El resto de pueblos indígenas existentes no es que tengan el futuro negro, sino que prácticamente puede decirse, si las condiciones no se modifican, repito, que ya no tienen futuro alguno. Ese es el caso de los coras, huicholes, chontales, triques y una veintena más de etnias, integradas por un número cada vez más reducido de personas y en los que, además —o mejor dicho, precisamente por eso— la penetración de las costumbres urbanas —en la medida en que la miseria lo permite— es grande. Las madres, en muchos de los casos, ya arrullan a sus hijos en español, y de esa manera estas culturas pasarán en corto plazo a engrosar la lista de los pueblos desaparecidos, junto con los guachichiles que habitaron tiempo ha en San Luis Potosí, o los guaycurúes de Baja California.

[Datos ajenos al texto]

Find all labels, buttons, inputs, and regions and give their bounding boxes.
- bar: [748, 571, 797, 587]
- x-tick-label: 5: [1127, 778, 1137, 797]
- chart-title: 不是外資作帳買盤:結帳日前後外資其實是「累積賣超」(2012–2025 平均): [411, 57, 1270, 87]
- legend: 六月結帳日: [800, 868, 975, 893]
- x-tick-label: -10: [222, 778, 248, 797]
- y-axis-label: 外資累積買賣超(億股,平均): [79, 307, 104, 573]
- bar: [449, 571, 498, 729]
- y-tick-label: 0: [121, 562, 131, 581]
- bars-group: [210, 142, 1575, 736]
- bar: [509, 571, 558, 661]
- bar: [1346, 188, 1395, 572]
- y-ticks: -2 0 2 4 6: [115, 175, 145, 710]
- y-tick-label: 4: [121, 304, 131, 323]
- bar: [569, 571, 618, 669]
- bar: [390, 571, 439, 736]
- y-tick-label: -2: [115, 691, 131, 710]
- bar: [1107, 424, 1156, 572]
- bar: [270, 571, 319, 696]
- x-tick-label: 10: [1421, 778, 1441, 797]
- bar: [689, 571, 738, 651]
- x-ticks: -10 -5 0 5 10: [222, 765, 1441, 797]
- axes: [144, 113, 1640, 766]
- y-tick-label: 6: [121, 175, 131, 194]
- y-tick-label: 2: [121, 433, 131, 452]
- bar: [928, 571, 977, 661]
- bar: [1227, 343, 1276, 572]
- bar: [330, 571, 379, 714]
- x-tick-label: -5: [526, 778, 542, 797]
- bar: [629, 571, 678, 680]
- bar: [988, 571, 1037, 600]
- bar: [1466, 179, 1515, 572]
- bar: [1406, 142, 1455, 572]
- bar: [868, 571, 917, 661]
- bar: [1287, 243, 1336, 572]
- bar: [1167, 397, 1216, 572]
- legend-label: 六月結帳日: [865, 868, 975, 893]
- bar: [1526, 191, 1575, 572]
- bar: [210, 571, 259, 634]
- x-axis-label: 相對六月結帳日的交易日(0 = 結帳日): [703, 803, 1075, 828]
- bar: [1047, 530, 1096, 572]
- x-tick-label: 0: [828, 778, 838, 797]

Nuestro lector optimista —si además de optimista es empecinado— podría poner en duda las predicciones de pervivencia que anuncié antes e insistir en que las cosas no son tan terribles. Si fueron necesarios cinco siglos para reducir a más o menos la mitad el número de naciones, pueblos y etnias existentes, serán necesarios otros quinientos años para que desaparezcan del todo. Además de que esto constituiría una forma discutible de optimismo, el razonamiento olvida que el proceso no es lineal y, tal como lo demuestran las cifras que menciono al principio de este artículo, las “condiciones de sobrevivencia” se van degradando de manera acelerada y vuelven vertiginoso el ritmo de extinción cultural.

El problema no es, por supuesto, exclusivo de nuestro país. Se calcula que en el mundo existen actualmente unas 6,000 lenguas distintas (sí, leyó usted bien; se lo pongo en letras, como en los cheques: seis mil) (y no me cansaré de insistir, seis mil lenguas significan seis mil maneras de ver el mundo). De ellas, 1,800 se hablan en África, 800 en Nueva Guinea y 670 en Indonesia. Sin embargo, según un estudio publicado recientemente por el lingüista Ken Hale del Massachusetts Institute of Technology, 3 ,000 de ellas están condenadas a desaparecer en el corto plazo porque los niños ya no las hablan. De hecho, según Hale, sólo 300 tienen el futuro más o menos asegurado.

Esto le dará una idea de la dimensión del desastre, de la seriedad de este suave exterminio. De sus condiciones y consecuencias, hablaré la semana que viene.